Social engineering refers to the psychological manipulation of people into performing actions or divulging confidential information. This can take a number of forms, the most common of which are known as phishing and spearphishing.
- Phishing is the fraudulent practice of sending emails purporting to be from reputable companies in order to obtain personal information, such as passwords and credit card numbers. These emails are sent en masse with the expectation a few people may divulge their details.
- Spearphishing is a form of phishing where an email is sent to a specific individual or company. Research is made by the fraudster regarding the recipient so the email can be targeted at them directly to increase the chance of success. The email may appear to come from a colleague or known supplier, email addresses can be spoofed, and contain specific information known to the recipient such as contact numbers or colleague details. This adds an air of legitimacy to the email and may influence the respondent to supply the details requested.
The research phase of a social engineering attack can happen over many months without you ever knowing, as this increases the plausibility of an attack and therefore its success.
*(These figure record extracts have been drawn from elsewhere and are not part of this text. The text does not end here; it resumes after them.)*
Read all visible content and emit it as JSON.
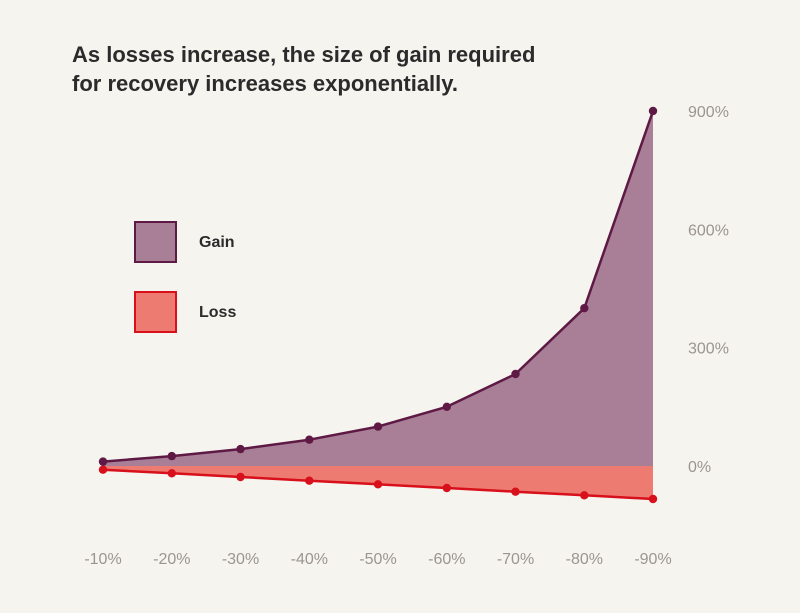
{
  "title_lines": [
    "As losses increase, the size of gain required",
    "for recovery increases exponentially."
  ],
  "chart_data": {
    "type": "area",
    "title": "As losses increase, the size of gain required for recovery increases exponentially.",
    "categories": [
      "-10%",
      "-20%",
      "-30%",
      "-40%",
      "-50%",
      "-60%",
      "-70%",
      "-80%",
      "-90%"
    ],
    "series": [
      {
        "name": "Gain",
        "values": [
          11.1,
          25,
          42.9,
          66.7,
          100,
          150,
          233.3,
          400,
          900
        ],
        "color": "#a87f97",
        "line_color": "#5e1a45"
      },
      {
        "name": "Loss",
        "values": [
          -10,
          -20,
          -30,
          -40,
          -50,
          -60,
          -70,
          -80,
          -90
        ],
        "color": "#ee7b72",
        "line_color": "#d8101b"
      }
    ],
    "y_axis": {
      "position": "right",
      "ylim": [
        -90,
        900
      ],
      "ticks": [
        0,
        300,
        600,
        900
      ],
      "tick_labels": [
        "0%",
        "300%",
        "600%",
        "900%"
      ]
    },
    "legend": {
      "placement": "left",
      "entries": [
        "Gain",
        "Loss"
      ]
    },
    "grid": false
  }
}
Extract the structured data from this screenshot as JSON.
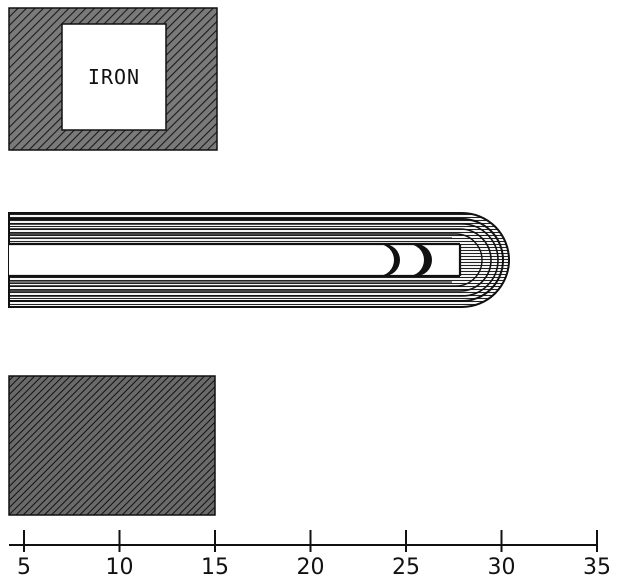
{
  "diagram": {
    "material_label": "IRON",
    "axis_ticks": [
      "5",
      "10",
      "15",
      "20",
      "25",
      "30",
      "35"
    ]
  },
  "colors": {
    "ink": "#111111",
    "paper": "#ffffff",
    "hatch_fill": "#777777"
  }
}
A victim of phishing is unlikely to know they have been the victim of phishing until they identify some kind of loss or data breach. Much like a person is unlikely to know they have a virus or malware on their digital device until it reveals itself or is found by anti-virus software.
We suggest you look at the digital footprint of your employees or yourself as a business owner, as understanding what other people can see about you, your employees, and how your company operates can help towards understanding how you might be targeted.